Several anti-TNF drugs have been developed, with different methods of administration but similar efficacy. A range of available anti-TNF therapies has been important for clinical practice, as some patients develop side-effects specific to certain drugs, and others may not respond or may lose their initial response to therapy. In the latter, there is observational evidence that switching to alternative anti-TNF is successful.92 In the case of golimumab, there is evidence from a randomized controlled trial.29 Other classes of biologics have proved necessary because, in a proportion of patients, anti-TNF is ineffective or is contraindicated; for example, in patients with malignancy. Evidence for the use of the other classes of biologics in anti-TNF nonresponders is available from clinical trials of abatacept,46 rituximab,60 and tocilizumab.66 Approximately half of patients on these treatments were achieving ACR20 responses at 6 months, which is striking, considering these were patients with disease that had been difficult to treat.

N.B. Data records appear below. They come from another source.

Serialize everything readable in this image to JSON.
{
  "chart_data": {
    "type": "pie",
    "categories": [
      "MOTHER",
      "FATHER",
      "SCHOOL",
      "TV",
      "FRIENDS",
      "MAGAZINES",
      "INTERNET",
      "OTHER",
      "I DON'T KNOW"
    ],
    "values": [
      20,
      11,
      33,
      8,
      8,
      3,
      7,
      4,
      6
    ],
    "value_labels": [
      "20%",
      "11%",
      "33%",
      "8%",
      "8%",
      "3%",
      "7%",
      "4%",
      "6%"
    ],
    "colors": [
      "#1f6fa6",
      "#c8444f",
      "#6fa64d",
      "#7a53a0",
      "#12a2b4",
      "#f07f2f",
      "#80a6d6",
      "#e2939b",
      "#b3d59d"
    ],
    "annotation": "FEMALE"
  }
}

Efficacy of biologic treatments has been assessed in patients recently diagnosed with RA who have not yet failed conventional treatments such as MTX.13,17,23,33,50,69 These studies have shown that a greater proportion of patients achieve the higher levels of improvement (ACR50 and ACR70 responses), and higher rates of clinical remission, with biologics compared to conventional DMARDs. For example, the COMET study showed that patients were nearly twice as likely to achieve remission with etanercept and MTX compared to MTX alone after one year (remission rates of 50% compared to 28%).22 Improved rates of remission in the early stages of disease may have important consequences for the future in these individuals. For instance, as onset of rheumatoid disease occurs most commonly in middle age, any disruption of a person’s ability to work at this stage could have implications for their later career. It may also be important in preventing early joint damage, which is more rapid in the early stages of the disease, and so limit future disability from structural deformities. Both of these aspects of efficacy of early biologic treatment have been demonstrated; for example, reduction in job loss (in the PROWD study)18 and prevention of structural damage (in the COMET study).22

It has been suggested that early biologic treatment may arrest the disease if used early in its course, and that long-term remission after cessation of biologic treatment may be achievable. For example, drug withdrawal was most successful in the infliximab arm of the BeSt study;14 sustained remission one year after withdrawal of infliximab was achieved by Quinn et al in very early RA;33 and reduction in rate of progression of undifferentiated arthritis to RA has been seen six months after withdrawal of abatacept.52 As discussed above, biologic therapies are not without any safety concerns and are financially costly. Therefore, it has been proposed that if biologic therapies were available as first-line treatments in clinical practice, patients should be selected, perhaps by predictors of poor prognosis.93 Initial financial cost may be offset if biologic therapy enables more young people to stay in work, reducing long-term healthcare costs by preventing later disability and other consequences of RA such as cardiovascular disease, and especially if drug-free remission can be attained.